I have problem in detect position for the iPhone mobile using accelerometer sensor I tried to integrate the accelerometer value twice to get position, but I had big error in the position after integration. I set the sample rate 100 . I sent accelerometer data to computer over wireless network to C# sever
dt=0.01// dt is the interval between two samples
volx+=linearAcceration[0]*dt;// volx is volcity over x axis
posx+=volx*dt;//posx is position over x axis
Where I used linear acceleration and calculated it using this equations:
float factoralpha=0.9f;
Gravity[0] = Gravity[0] * factoralpha + (1 - factoralpha) * xacc;//xacc is acceleration over x axis
Gravity[1] = Gravity[1] * factoralpha + (1 - factoralpha) * yacc;//yacc is acceleration over y axis
Gravity[2] = Gravity[2] * factoralpha + (1 - factoralpha) * zacc;//zacc is acceleration over z axis
linearAcceration[0] = xacc - Gravity[0];
linearAcceration[1] = yacc - Gravity[1];
linearAcceration[2] = zacc - Gravity[2];
I need the position for control the tennis racket in my computer game
Could anyone help me to simulate hand movements using accelelometer+gyroscope or get accurate position using accelerometer and gyroscope
I don't want to discourage you, but getting accurate position using an accelerometer and gyroscope is not a simple matter.
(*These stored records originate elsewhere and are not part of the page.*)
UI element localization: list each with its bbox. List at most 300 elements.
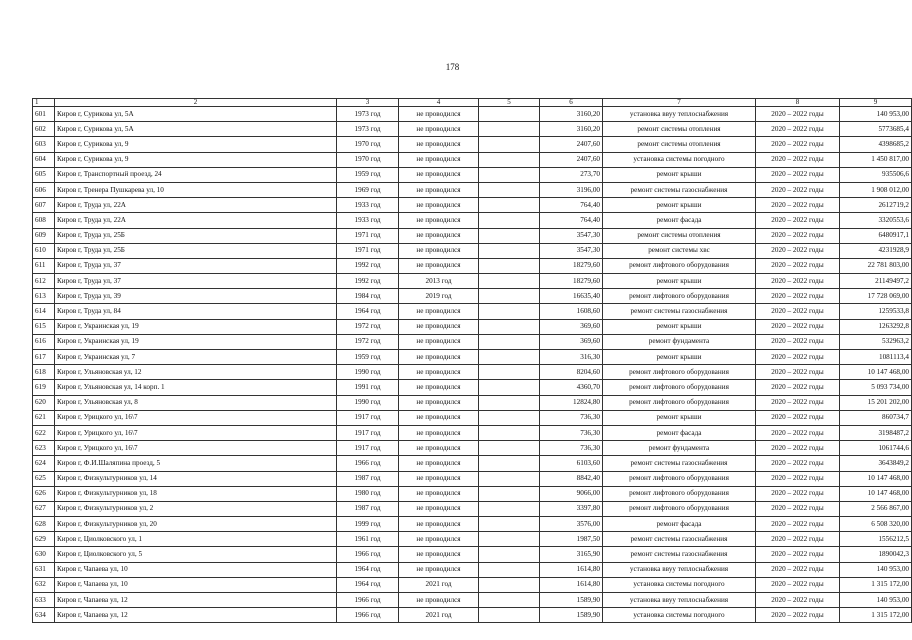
row-number: 605 [33,167,55,182]
build-year-cell: 1917 год [337,410,399,425]
area-cell: 18279,60 [540,274,603,289]
row-number: 626 [33,486,55,501]
work-type-cell: ремонт лифтового оборудования [603,395,756,410]
last-repair-cell: не проводился [399,137,479,152]
build-year-cell: 1969 год [337,182,399,197]
table-row [33,167,912,182]
row-number: 630 [33,547,55,562]
table-row [33,425,912,440]
area-cell: 1614,80 [540,562,603,577]
empty-cell [479,334,540,349]
period-cell: 2020 – 2022 годы [756,182,840,197]
work-type-cell: ремонт фасада [603,425,756,440]
period-cell: 2020 – 2022 годы [756,441,840,456]
cost-cell: 6480917,1 [840,228,912,243]
row-number: 612 [33,274,55,289]
cost-cell: 1259533,8 [840,304,912,319]
empty-cell [479,517,540,532]
cost-cell: 1 315 172,00 [840,577,912,592]
last-repair-cell: 2019 год [399,289,479,304]
last-repair-cell: не проводился [399,213,479,228]
table-row [33,486,912,501]
area-cell: 764,40 [540,198,603,213]
address-cell: Киров г, Урицкого ул, 16\7 [55,425,337,440]
work-type-cell: ремонт системы газоснабжения [603,532,756,547]
period-cell: 2020 – 2022 годы [756,107,840,122]
period-cell: 2020 – 2022 годы [756,213,840,228]
area-cell: 1608,60 [540,304,603,319]
build-year-cell: 1961 год [337,532,399,547]
row-number: 604 [33,152,55,167]
cost-cell: 21149497,2 [840,274,912,289]
build-year-cell: 1971 год [337,243,399,258]
cost-cell: 4231928,9 [840,243,912,258]
row-number: 621 [33,410,55,425]
build-year-cell: 1990 год [337,365,399,380]
table-row [33,137,912,152]
work-type-cell: ремонт лифтового оборудования [603,471,756,486]
work-type-cell: ремонт лифтового оборудования [603,258,756,273]
period-cell: 2020 – 2022 годы [756,562,840,577]
table-row [33,228,912,243]
empty-cell [479,152,540,167]
build-year-cell: 1972 год [337,319,399,334]
table-row [33,304,912,319]
build-year-cell: 1980 год [337,486,399,501]
empty-cell [479,228,540,243]
period-cell: 2020 – 2022 годы [756,198,840,213]
last-repair-cell: не проводился [399,228,479,243]
address-cell: Киров г, Чапаева ул, 10 [55,562,337,577]
last-repair-cell: не проводился [399,425,479,440]
build-year-cell: 1933 год [337,213,399,228]
area-cell: 4360,70 [540,380,603,395]
work-type-cell: ремонт крыши [603,350,756,365]
row-number: 610 [33,243,55,258]
address-cell: Киров г, Труда ул, 84 [55,304,337,319]
row-number: 611 [33,258,55,273]
period-cell: 2020 – 2022 годы [756,334,840,349]
cost-cell: 6 508 320,00 [840,517,912,532]
area-cell: 1987,50 [540,532,603,547]
table-row [33,517,912,532]
empty-cell [479,167,540,182]
column-header: 9 [840,99,912,107]
empty-cell [479,456,540,471]
work-type-cell: ремонт системы газоснабжения [603,547,756,562]
build-year-cell: 1917 год [337,441,399,456]
last-repair-cell: не проводился [399,319,479,334]
last-repair-cell: не проводился [399,517,479,532]
empty-cell [479,319,540,334]
build-year-cell: 1959 год [337,167,399,182]
last-repair-cell: не проводился [399,547,479,562]
work-type-cell: ремонт системы отопления [603,137,756,152]
work-type-cell: ремонт крыши [603,319,756,334]
last-repair-cell: 2021 год [399,577,479,592]
last-repair-cell: не проводился [399,243,479,258]
page-number: 178 [445,62,460,72]
period-cell: 2020 – 2022 годы [756,547,840,562]
period-cell: 2020 – 2022 годы [756,577,840,592]
area-cell: 8842,40 [540,471,603,486]
table-row [33,547,912,562]
column-header: 2 [55,99,337,107]
address-cell: Киров г, Труда ул, 25Б [55,243,337,258]
period-cell: 2020 – 2022 годы [756,167,840,182]
column-header: 4 [399,99,479,107]
last-repair-cell: не проводился [399,334,479,349]
table-row [33,532,912,547]
work-type-cell: ремонт лифтового оборудования [603,380,756,395]
row-number: 607 [33,198,55,213]
empty-cell [479,274,540,289]
work-type-cell: ремонт системы хвс [603,243,756,258]
cost-cell: 1061744,6 [840,441,912,456]
row-number: 603 [33,137,55,152]
empty-cell [479,410,540,425]
cost-cell: 1 450 817,00 [840,152,912,167]
row-number: 628 [33,517,55,532]
last-repair-cell: не проводился [399,501,479,516]
last-repair-cell: не проводился [399,486,479,501]
area-cell: 273,70 [540,167,603,182]
row-number: 616 [33,334,55,349]
empty-cell [479,213,540,228]
table-row [33,258,912,273]
cost-cell: 2612719,2 [840,198,912,213]
area-cell: 369,60 [540,319,603,334]
cost-cell: 140 953,00 [840,562,912,577]
address-cell: Киров г, Труда ул, 25Б [55,228,337,243]
address-cell: Киров г, Украинская ул, 19 [55,334,337,349]
address-cell: Киров г, Урицкого ул, 16\7 [55,410,337,425]
table-row [33,213,912,228]
empty-cell [479,471,540,486]
cost-cell: 4398685,2 [840,137,912,152]
period-cell: 2020 – 2022 годы [756,122,840,137]
area-cell: 736,30 [540,441,603,456]
cost-cell: 1890042,3 [840,547,912,562]
work-type-cell: установка системы погодного [603,608,756,623]
last-repair-cell: не проводился [399,456,479,471]
last-repair-cell: не проводился [399,471,479,486]
build-year-cell: 1972 год [337,334,399,349]
table-row [33,350,912,365]
period-cell: 2020 – 2022 годы [756,350,840,365]
build-year-cell: 1992 год [337,258,399,273]
table-row [33,410,912,425]
period-cell: 2020 – 2022 годы [756,471,840,486]
work-type-cell: установка ввуу теплоснабжения [603,107,756,122]
column-header: 7 [603,99,756,107]
build-year-cell: 1970 год [337,137,399,152]
empty-cell [479,304,540,319]
build-year-cell: 1966 год [337,547,399,562]
address-cell: Киров г, Физкультурников ул, 18 [55,486,337,501]
cost-cell: 17 728 069,00 [840,289,912,304]
work-type-cell: ремонт лифтового оборудования [603,365,756,380]
address-cell: Киров г, Ф.И.Шаляпина проезд, 5 [55,456,337,471]
build-year-cell: 1917 год [337,425,399,440]
cost-cell: 5773685,4 [840,122,912,137]
address-cell: Киров г, Труда ул, 22А [55,213,337,228]
empty-cell [479,577,540,592]
empty-cell [479,258,540,273]
build-year-cell: 1966 год [337,456,399,471]
table-row [33,243,912,258]
work-type-cell: ремонт системы газоснабжения [603,456,756,471]
cost-cell: 140 953,00 [840,593,912,608]
period-cell: 2020 – 2022 годы [756,410,840,425]
work-type-cell: ремонт крыши [603,167,756,182]
empty-cell [479,350,540,365]
column-header: 3 [337,99,399,107]
build-year-cell: 1999 год [337,517,399,532]
period-cell: 2020 – 2022 годы [756,395,840,410]
table-row [33,274,912,289]
build-year-cell: 1966 год [337,593,399,608]
work-type-cell: ремонт лифтового оборудования [603,289,756,304]
address-cell: Киров г, Украинская ул, 7 [55,350,337,365]
address-cell: Киров г, Сурикова ул, 5А [55,122,337,137]
area-cell: 3547,30 [540,228,603,243]
period-cell: 2020 – 2022 годы [756,501,840,516]
cost-cell: 15 201 202,00 [840,395,912,410]
last-repair-cell: не проводился [399,122,479,137]
address-cell: Киров г, Сурикова ул, 9 [55,152,337,167]
last-repair-cell: 2013 год [399,274,479,289]
row-number: 627 [33,501,55,516]
last-repair-cell: не проводился [399,562,479,577]
empty-cell [479,547,540,562]
area-cell: 9066,00 [540,486,603,501]
empty-cell [479,425,540,440]
build-year-cell: 1987 год [337,501,399,516]
area-cell: 736,30 [540,410,603,425]
row-number: 633 [33,593,55,608]
table-row [33,107,912,122]
address-cell: Киров г, Физкультурников ул, 2 [55,501,337,516]
build-year-cell: 1933 год [337,198,399,213]
address-cell: Киров г, Циолковского ул, 1 [55,532,337,547]
area-cell: 3160,20 [540,122,603,137]
table-row [33,152,912,167]
table-row [33,198,912,213]
address-cell: Киров г, Чапаева ул, 12 [55,593,337,608]
empty-cell [479,486,540,501]
column-header: 6 [540,99,603,107]
work-type-cell: ремонт фасада [603,517,756,532]
cost-cell: 3643849,2 [840,456,912,471]
address-cell: Киров г, Труда ул, 37 [55,258,337,273]
row-number: 625 [33,471,55,486]
cost-cell: 140 953,00 [840,107,912,122]
period-cell: 2020 – 2022 годы [756,425,840,440]
period-cell: 2020 – 2022 годы [756,319,840,334]
work-type-cell: ремонт лифтового оборудования [603,486,756,501]
build-year-cell: 1990 год [337,395,399,410]
build-year-cell: 1991 год [337,380,399,395]
last-repair-cell: не проводился [399,198,479,213]
last-repair-cell: не проводился [399,380,479,395]
cost-cell: 10 147 468,00 [840,486,912,501]
table-row [33,577,912,592]
area-cell: 1614,80 [540,577,603,592]
work-type-cell: ремонт системы отопления [603,122,756,137]
empty-cell [479,501,540,516]
period-cell: 2020 – 2022 годы [756,517,840,532]
cost-cell: 2 566 867,00 [840,501,912,516]
period-cell: 2020 – 2022 годы [756,593,840,608]
row-number: 623 [33,441,55,456]
empty-cell [479,365,540,380]
cost-cell: 5 093 734,00 [840,380,912,395]
row-number: 606 [33,182,55,197]
period-cell: 2020 – 2022 годы [756,228,840,243]
last-repair-cell: не проводился [399,410,479,425]
cost-cell: 10 147 468,00 [840,471,912,486]
last-repair-cell: не проводился [399,532,479,547]
build-year-cell: 1964 год [337,562,399,577]
period-cell: 2020 – 2022 годы [756,456,840,471]
work-type-cell: ремонт системы газоснабжения [603,304,756,319]
build-year-cell: 1970 год [337,152,399,167]
row-number: 614 [33,304,55,319]
table-row [33,593,912,608]
row-number: 631 [33,562,55,577]
area-cell: 736,30 [540,425,603,440]
period-cell: 2020 – 2022 годы [756,137,840,152]
address-cell: Киров г, Ульяновская ул, 8 [55,395,337,410]
row-number: 618 [33,365,55,380]
address-cell: Киров г, Сурикова ул, 9 [55,137,337,152]
area-cell: 3397,80 [540,501,603,516]
build-year-cell: 1973 год [337,107,399,122]
build-year-cell: 1973 год [337,122,399,137]
empty-cell [479,441,540,456]
row-number: 619 [33,380,55,395]
period-cell: 2020 – 2022 годы [756,304,840,319]
column-header: 8 [756,99,840,107]
area-cell: 764,40 [540,213,603,228]
last-repair-cell: не проводился [399,304,479,319]
area-cell: 3196,00 [540,182,603,197]
cost-cell: 532963,2 [840,334,912,349]
cost-cell: 22 781 803,00 [840,258,912,273]
column-header: 5 [479,99,540,107]
period-cell: 2020 – 2022 годы [756,152,840,167]
area-cell: 16635,40 [540,289,603,304]
area-cell: 2407,60 [540,137,603,152]
period-cell: 2020 – 2022 годы [756,243,840,258]
build-year-cell: 1987 год [337,471,399,486]
build-year-cell: 1971 год [337,228,399,243]
address-cell: Киров г, Ульяновская ул, 14 корп. 1 [55,380,337,395]
work-type-cell: ремонт фасада [603,213,756,228]
area-cell: 18279,60 [540,258,603,273]
work-type-cell: установка системы погодного [603,152,756,167]
cost-cell: 3320553,6 [840,213,912,228]
table-row [33,471,912,486]
period-cell: 2020 – 2022 годы [756,486,840,501]
row-number: 624 [33,456,55,471]
address-cell: Киров г, Чапаева ул, 12 [55,608,337,623]
empty-cell [479,137,540,152]
row-number: 629 [33,532,55,547]
address-cell: Киров г, Циолковского ул, 5 [55,547,337,562]
work-type-cell: ремонт фундамента [603,334,756,349]
area-cell: 8204,60 [540,365,603,380]
address-cell: Киров г, Физкультурников ул, 14 [55,471,337,486]
area-cell: 2407,60 [540,152,603,167]
work-type-cell: ремонт крыши [603,198,756,213]
address-cell: Киров г, Тренера Пушкарева ул, 10 [55,182,337,197]
work-type-cell: ремонт крыши [603,274,756,289]
work-type-cell: установка системы погодного [603,577,756,592]
empty-cell [479,532,540,547]
row-number: 617 [33,350,55,365]
period-cell: 2020 – 2022 годы [756,258,840,273]
period-cell: 2020 – 2022 годы [756,608,840,623]
area-cell: 3165,90 [540,547,603,562]
last-repair-cell: не проводился [399,395,479,410]
work-type-cell: установка ввуу теплоснабжения [603,562,756,577]
cost-cell: 1263292,8 [840,319,912,334]
last-repair-cell: не проводился [399,593,479,608]
work-type-cell: ремонт фундамента [603,441,756,456]
build-year-cell: 1964 год [337,304,399,319]
row-number: 609 [33,228,55,243]
address-cell: Киров г, Труда ул, 39 [55,289,337,304]
table-body [33,107,912,623]
last-repair-cell: не проводился [399,182,479,197]
column-number-row [33,99,912,107]
table-row [33,395,912,410]
address-cell: Киров г, Труда ул, 22А [55,198,337,213]
empty-cell [479,107,540,122]
cost-cell: 1556212,5 [840,532,912,547]
area-cell: 6103,60 [540,456,603,471]
last-repair-cell: не проводился [399,107,479,122]
address-cell: Киров г, Физкультурников ул, 20 [55,517,337,532]
build-year-cell: 1992 год [337,274,399,289]
area-cell: 3576,00 [540,517,603,532]
table-row [33,562,912,577]
row-number: 632 [33,577,55,592]
row-number: 613 [33,289,55,304]
cost-cell: 935506,6 [840,167,912,182]
empty-cell [479,289,540,304]
area-cell: 1589,90 [540,608,603,623]
area-cell: 3547,30 [540,243,603,258]
column-header: 1 [33,99,55,107]
table-row [33,182,912,197]
last-repair-cell: не проводился [399,441,479,456]
table-row [33,380,912,395]
row-number: 602 [33,122,55,137]
build-year-cell: 1966 год [337,608,399,623]
area-cell: 3160,20 [540,107,603,122]
address-cell: Киров г, Чапаева ул, 10 [55,577,337,592]
empty-cell [479,562,540,577]
area-cell: 316,30 [540,350,603,365]
work-type-cell: ремонт системы газоснабжения [603,182,756,197]
cost-cell: 1 908 012,00 [840,182,912,197]
address-cell: Киров г, Труда ул, 37 [55,274,337,289]
table-row [33,608,912,623]
table-row [33,289,912,304]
While the math says that integrating acceleration twice will yield position, the truth is, the noise in the system quickly dominates the true position signal (noise in the accel itself, all the little taps and jolts it takes, plus quantization noise due to slow ~100Hz sampling). Dead reckoning systems today can run only for several 10s of seconds or maybe 1-2 minutes before requiring a recalibration of position. This can be done via triangulation via Bluetooth or WiFi beacons, or by placing the racket near a thing in a known place, like a previously positioning NFC tag. Also, it's likely that 100Hz is not enough, you'll need perhaps 1-2KHz heavily (max rate of accels these days is ~2KHz) filtered down to a bandwidth of ~20Hz, depending upon the speed of movement of your tennis racket. I doubt a standard cellphone can achieve this since I think they sample ~100Hz maximum. Companies (I'm not sure who) are working on such systems, but they are more difficult to achieve good results than you might expect.